Ingredients per serving
Prepare the Chile Paste
-
Chiles, ancho, dried 3.0 each
-
Dried New Mexico chilies 5.0 each
-
Dried guajillo chilies 3.0 each
-
White wine vinegar 30.0 ml
Prepare the Meat Rub
-
Salt 6.0 g
-
Black pepper, ground 3.0 g
-
Cloves, ground 0.7 g
-
Dried mexican oregano 1.5 g
-
Cumin, ground 1.3 g
-
Cinnamon, ground 1.0 g
-
Thyme leaves, fresh 1.2 g
-
Chicken, whole, bone in, skin on, 1.57 kg (can be in parts) 1.0 each
Cook the Meat
-
Bay leaves 2.0 each
-
Onion, coarsely chopped 1.0 each
-
Garlic, finely diced 6.0 cloves
To Serve
-
Limes, cut into wedges, for garnish 2.0 each
-
Avocado, mashed 4.0 each
-
Cilantro, chopped, for garnish 50.0 g
Preparation
-
Prepare the Chile Paste
- Toast the chiles on a hot griddle or skillet over medium heat until browned, not burned.
- Remove the seeds and veins, then place the chiles in a bowl and cover them with hot water for 15 to 20 minutes until rehydrated.
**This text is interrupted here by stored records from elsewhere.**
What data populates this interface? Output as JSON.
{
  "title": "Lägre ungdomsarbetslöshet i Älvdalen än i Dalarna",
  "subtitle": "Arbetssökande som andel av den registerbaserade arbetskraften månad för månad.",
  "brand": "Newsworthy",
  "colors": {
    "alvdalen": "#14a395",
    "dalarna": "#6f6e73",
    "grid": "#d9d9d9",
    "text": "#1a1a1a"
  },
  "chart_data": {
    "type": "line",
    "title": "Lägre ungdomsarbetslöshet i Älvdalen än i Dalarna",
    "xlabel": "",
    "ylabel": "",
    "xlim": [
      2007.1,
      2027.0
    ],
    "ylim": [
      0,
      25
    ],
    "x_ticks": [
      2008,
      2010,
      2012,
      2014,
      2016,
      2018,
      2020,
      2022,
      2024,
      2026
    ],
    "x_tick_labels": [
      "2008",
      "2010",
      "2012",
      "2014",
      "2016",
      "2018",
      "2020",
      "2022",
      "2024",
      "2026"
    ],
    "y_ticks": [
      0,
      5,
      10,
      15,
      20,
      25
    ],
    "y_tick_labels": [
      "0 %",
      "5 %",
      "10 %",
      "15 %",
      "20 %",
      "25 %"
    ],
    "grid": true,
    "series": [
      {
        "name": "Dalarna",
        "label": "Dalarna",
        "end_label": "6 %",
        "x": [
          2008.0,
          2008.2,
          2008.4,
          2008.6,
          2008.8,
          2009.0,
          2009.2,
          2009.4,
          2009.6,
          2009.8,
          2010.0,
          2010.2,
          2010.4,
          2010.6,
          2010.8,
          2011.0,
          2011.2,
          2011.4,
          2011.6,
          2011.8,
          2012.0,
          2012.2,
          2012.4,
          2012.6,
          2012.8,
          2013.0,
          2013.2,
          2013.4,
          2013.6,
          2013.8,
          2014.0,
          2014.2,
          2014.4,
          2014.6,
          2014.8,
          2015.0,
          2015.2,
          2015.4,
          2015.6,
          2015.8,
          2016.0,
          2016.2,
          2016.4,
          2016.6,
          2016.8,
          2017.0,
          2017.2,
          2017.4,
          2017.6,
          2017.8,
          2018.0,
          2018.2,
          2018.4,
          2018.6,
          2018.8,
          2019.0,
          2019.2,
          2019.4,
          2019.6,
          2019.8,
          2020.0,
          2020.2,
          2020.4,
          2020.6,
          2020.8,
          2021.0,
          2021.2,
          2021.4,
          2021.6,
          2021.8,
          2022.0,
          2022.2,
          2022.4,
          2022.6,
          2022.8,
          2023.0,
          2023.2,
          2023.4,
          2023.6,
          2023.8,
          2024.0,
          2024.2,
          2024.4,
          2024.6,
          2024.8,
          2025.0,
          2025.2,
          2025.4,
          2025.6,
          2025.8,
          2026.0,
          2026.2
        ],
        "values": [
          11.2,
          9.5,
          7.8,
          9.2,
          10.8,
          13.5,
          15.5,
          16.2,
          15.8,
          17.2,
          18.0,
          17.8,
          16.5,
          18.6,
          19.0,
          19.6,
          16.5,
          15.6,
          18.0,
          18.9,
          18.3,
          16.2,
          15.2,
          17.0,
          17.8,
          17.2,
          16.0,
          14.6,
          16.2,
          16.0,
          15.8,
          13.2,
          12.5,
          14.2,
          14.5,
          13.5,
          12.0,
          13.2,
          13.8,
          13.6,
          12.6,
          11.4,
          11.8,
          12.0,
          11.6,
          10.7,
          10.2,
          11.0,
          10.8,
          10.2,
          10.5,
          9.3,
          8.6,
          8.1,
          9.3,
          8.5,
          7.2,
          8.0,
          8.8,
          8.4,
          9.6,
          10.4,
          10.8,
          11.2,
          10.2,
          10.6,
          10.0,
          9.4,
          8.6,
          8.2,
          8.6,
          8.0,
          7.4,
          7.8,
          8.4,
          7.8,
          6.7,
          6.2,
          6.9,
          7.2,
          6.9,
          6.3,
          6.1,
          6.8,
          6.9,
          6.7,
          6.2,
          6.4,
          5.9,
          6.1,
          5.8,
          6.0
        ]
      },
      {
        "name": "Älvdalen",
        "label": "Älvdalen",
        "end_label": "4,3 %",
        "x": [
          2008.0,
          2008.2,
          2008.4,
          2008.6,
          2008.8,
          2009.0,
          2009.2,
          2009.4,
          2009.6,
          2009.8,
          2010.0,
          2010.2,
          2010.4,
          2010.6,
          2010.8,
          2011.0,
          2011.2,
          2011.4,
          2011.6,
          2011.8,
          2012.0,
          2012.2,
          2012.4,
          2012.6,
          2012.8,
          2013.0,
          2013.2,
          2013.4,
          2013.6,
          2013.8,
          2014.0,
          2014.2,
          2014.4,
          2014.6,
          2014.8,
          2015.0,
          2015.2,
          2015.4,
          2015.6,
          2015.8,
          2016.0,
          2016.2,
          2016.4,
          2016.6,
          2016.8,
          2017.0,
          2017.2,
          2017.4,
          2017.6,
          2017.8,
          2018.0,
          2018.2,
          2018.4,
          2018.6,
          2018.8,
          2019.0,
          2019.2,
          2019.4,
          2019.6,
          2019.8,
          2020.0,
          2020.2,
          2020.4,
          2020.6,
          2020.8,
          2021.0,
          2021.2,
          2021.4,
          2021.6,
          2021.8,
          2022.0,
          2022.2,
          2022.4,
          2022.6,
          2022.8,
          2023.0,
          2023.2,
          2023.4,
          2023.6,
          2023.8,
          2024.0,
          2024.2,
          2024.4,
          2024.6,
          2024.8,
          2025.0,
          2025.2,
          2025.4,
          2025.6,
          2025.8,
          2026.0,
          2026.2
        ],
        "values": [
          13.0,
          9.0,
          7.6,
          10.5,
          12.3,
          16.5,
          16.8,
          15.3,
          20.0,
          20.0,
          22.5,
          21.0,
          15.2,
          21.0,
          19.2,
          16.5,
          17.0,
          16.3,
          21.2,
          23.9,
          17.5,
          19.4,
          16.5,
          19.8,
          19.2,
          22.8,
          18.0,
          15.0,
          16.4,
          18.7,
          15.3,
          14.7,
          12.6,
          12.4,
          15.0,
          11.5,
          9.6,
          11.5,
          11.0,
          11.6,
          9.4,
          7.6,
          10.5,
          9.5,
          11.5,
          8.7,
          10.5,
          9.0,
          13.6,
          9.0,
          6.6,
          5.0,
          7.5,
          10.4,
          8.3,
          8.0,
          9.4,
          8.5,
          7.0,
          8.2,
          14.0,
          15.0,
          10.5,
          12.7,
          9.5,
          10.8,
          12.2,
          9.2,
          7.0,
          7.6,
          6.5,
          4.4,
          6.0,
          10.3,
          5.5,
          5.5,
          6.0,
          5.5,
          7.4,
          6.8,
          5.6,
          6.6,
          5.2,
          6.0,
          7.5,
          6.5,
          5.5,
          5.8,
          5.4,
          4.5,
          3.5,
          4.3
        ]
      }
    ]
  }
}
Reserve 500 ml of chile rehydration water.
- Process chiles, water, vinegar and Knorr® Professional Liquid Concentrated Chicken Flavor Base in a blender to make a smooth paste.
-
Prepare the Meat Rub
- In a small bowl, mix the salt, pepper, cloves, oregano, cumin, cinnamon, thyme andStafford® BLUE LABEL Chicken Broth Base together.
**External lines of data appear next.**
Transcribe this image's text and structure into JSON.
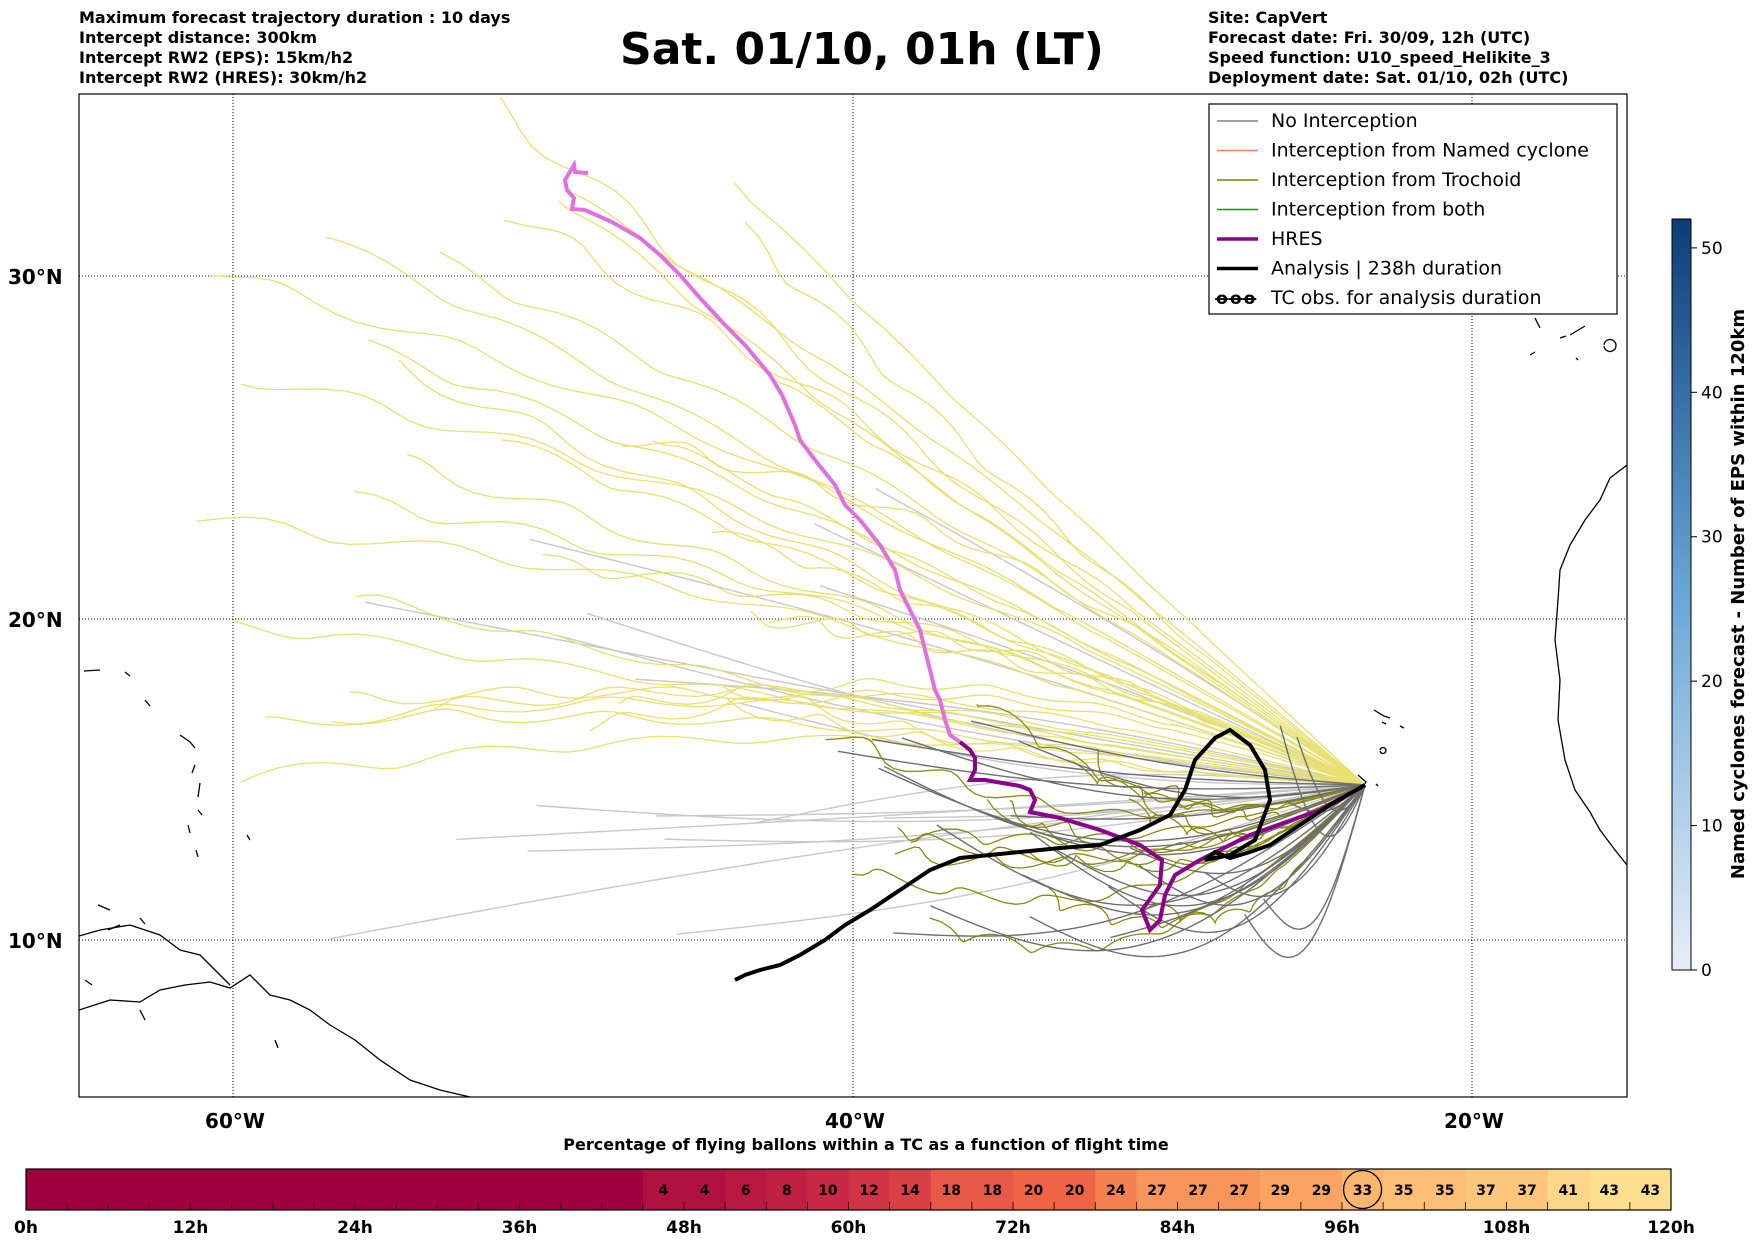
{
  "header": {
    "left": [
      "Maximum forecast trajectory duration : 10 days",
      "Intercept distance: 300km",
      "Intercept RW2 (EPS):  15km/h2",
      "Intercept RW2 (HRES): 30km/h2"
    ],
    "title": "Sat. 01/10, 01h (LT)",
    "right": [
      "Site: CapVert",
      "Forecast date: Fri. 30/09, 12h (UTC)",
      "Speed function: U10_speed_Helikite_3",
      "Deployment date: Sat. 01/10, 02h (UTC)"
    ]
  },
  "map": {
    "lat_labels": [
      "30°N",
      "20°N",
      "10°N"
    ],
    "lon_labels": [
      "60°W",
      "40°W",
      "20°W"
    ],
    "lat_values": [
      30,
      20,
      10
    ],
    "lon_values": [
      -60,
      -40,
      -20
    ]
  },
  "legend": [
    {
      "label": "No Interception",
      "color": "#808080"
    },
    {
      "label": "Interception from Named cyclone",
      "color": "#ff7f50"
    },
    {
      "label": "Interception from Trochoid",
      "color": "#808000"
    },
    {
      "label": "Interception from both",
      "color": "#228b22"
    },
    {
      "label": "HRES",
      "color": "#8b008b"
    },
    {
      "label": "Analysis | 238h duration",
      "color": "#000000"
    },
    {
      "label": "TC obs. for analysis duration",
      "color": "#000000",
      "symbol": "ꝋꝋꝋ"
    }
  ],
  "colorbar_right": {
    "label": "Named cyclones forecast - Number of EPS within 120km",
    "ticks": [
      "0",
      "10",
      "20",
      "30",
      "40",
      "50"
    ],
    "min": 0,
    "max": 52,
    "color_low": "#e6eef8",
    "color_high": "#0d3d78"
  },
  "flight_bar": {
    "title": "Percentage of flying ballons within a TC as a function of flight time",
    "time_labels": [
      "0h",
      "12h",
      "24h",
      "36h",
      "48h",
      "60h",
      "72h",
      "84h",
      "96h",
      "108h",
      "120h"
    ],
    "segments": 40,
    "values": [
      "",
      "",
      "",
      "",
      "",
      "",
      "",
      "",
      "",
      "",
      "",
      "",
      "",
      "",
      "",
      "4",
      "4",
      "6",
      "8",
      "10",
      "12",
      "14",
      "18",
      "18",
      "20",
      "20",
      "24",
      "27",
      "27",
      "27",
      "29",
      "29",
      "33",
      "35",
      "35",
      "37",
      "37",
      "41",
      "43",
      "43"
    ],
    "circled_index": 32
  }
}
- Rub the meat well with the mixture. Coat the meat with half the chili paste (70g).
- Cover loosely with plastic wrap and let it marinate overnight in the refrigerator.
-
Cook the Meat
- Add the coarsely chopped onion, bay leaves, and diced garlic to a roasting pan.
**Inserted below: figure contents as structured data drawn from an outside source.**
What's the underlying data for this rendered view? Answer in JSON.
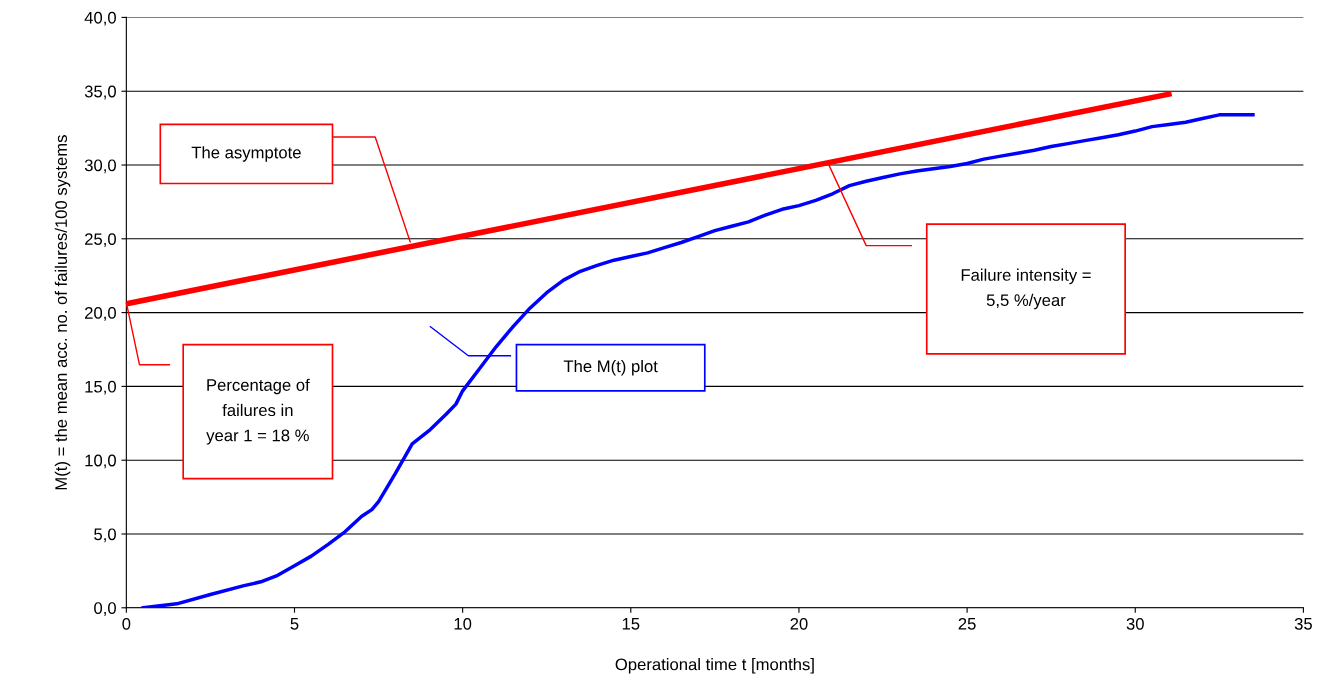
{
  "chart_data": {
    "type": "line",
    "xlabel": "Operational time t [months]",
    "ylabel": "M(t) = the mean acc. no. of failures/100 systems",
    "xlim": [
      0,
      35
    ],
    "xticks": [
      0,
      5,
      10,
      15,
      20,
      25,
      30,
      35
    ],
    "ylim": [
      0,
      40
    ],
    "yticks": [
      {
        "value": 0,
        "label": "0,0"
      },
      {
        "value": 5,
        "label": "5,0"
      },
      {
        "value": 10,
        "label": "10,0"
      },
      {
        "value": 15,
        "label": "15,0"
      },
      {
        "value": 20,
        "label": "20,0"
      },
      {
        "value": 25,
        "label": "25,0"
      },
      {
        "value": 30,
        "label": "30,0"
      },
      {
        "value": 35,
        "label": "35,0"
      },
      {
        "value": 40,
        "label": "40,0"
      }
    ],
    "grid": "y",
    "legend": false,
    "marker": "none",
    "line_style": "solid",
    "series": [
      {
        "color": "#0000ff",
        "x": [
          0.5,
          1.5,
          2.5,
          3.5,
          4,
          4.5,
          5,
          5.5,
          6,
          6.5,
          7,
          7.3,
          7.5,
          8,
          8.5,
          9,
          9.5,
          9.8,
          10,
          10.5,
          11,
          11.5,
          12,
          12.5,
          13,
          13.5,
          14,
          14.5,
          15,
          15.5,
          16,
          16.5,
          17,
          17.5,
          18,
          18.5,
          19,
          19.5,
          20,
          20.5,
          21,
          21.5,
          22,
          22.5,
          23,
          23.5,
          24,
          24.5,
          25,
          25.5,
          26,
          26.5,
          27,
          27.5,
          28,
          28.5,
          29,
          29.5,
          30,
          30.5,
          31,
          31.5,
          32,
          32.5,
          33,
          33.5
        ],
        "values": [
          0,
          0.27,
          0.9,
          1.5,
          1.76,
          2.2,
          2.85,
          3.5,
          4.3,
          5.15,
          6.2,
          6.65,
          7.2,
          9.1,
          11.1,
          12,
          13.1,
          13.8,
          14.7,
          16.2,
          17.7,
          19.05,
          20.3,
          21.35,
          22.2,
          22.8,
          23.2,
          23.55,
          23.8,
          24.05,
          24.4,
          24.75,
          25.15,
          25.55,
          25.85,
          26.15,
          26.6,
          27,
          27.25,
          27.6,
          28.05,
          28.6,
          28.9,
          29.15,
          29.4,
          29.6,
          29.75,
          29.9,
          30.1,
          30.4,
          30.6,
          30.8,
          31,
          31.25,
          31.45,
          31.65,
          31.85,
          32.05,
          32.3,
          32.6,
          32.75,
          32.9,
          33.15,
          33.4,
          33.4,
          33.4
        ]
      },
      {
        "color": "#ff0000",
        "x": [
          0,
          31
        ],
        "values": [
          20.6,
          34.8
        ]
      }
    ],
    "annotations": [
      "The asymptote",
      "Failure intensity =\n5,5 %/year",
      "Percentage of\nfailures in\nyear 1 = 18 %",
      "The M(t) plot"
    ]
  }
}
- Add the chicken and remaining chile paste to the roasting pan, cover tightly with foil, and bake for 2 hours at 175°C
- Remove the chicken from the oven.
-
To Serve
- Pull the chicken meat off the bone. Mix shredded chicken with the cooking sauce and serve in tacos or tostadas garnished with cilantro, lime and mashed avocado.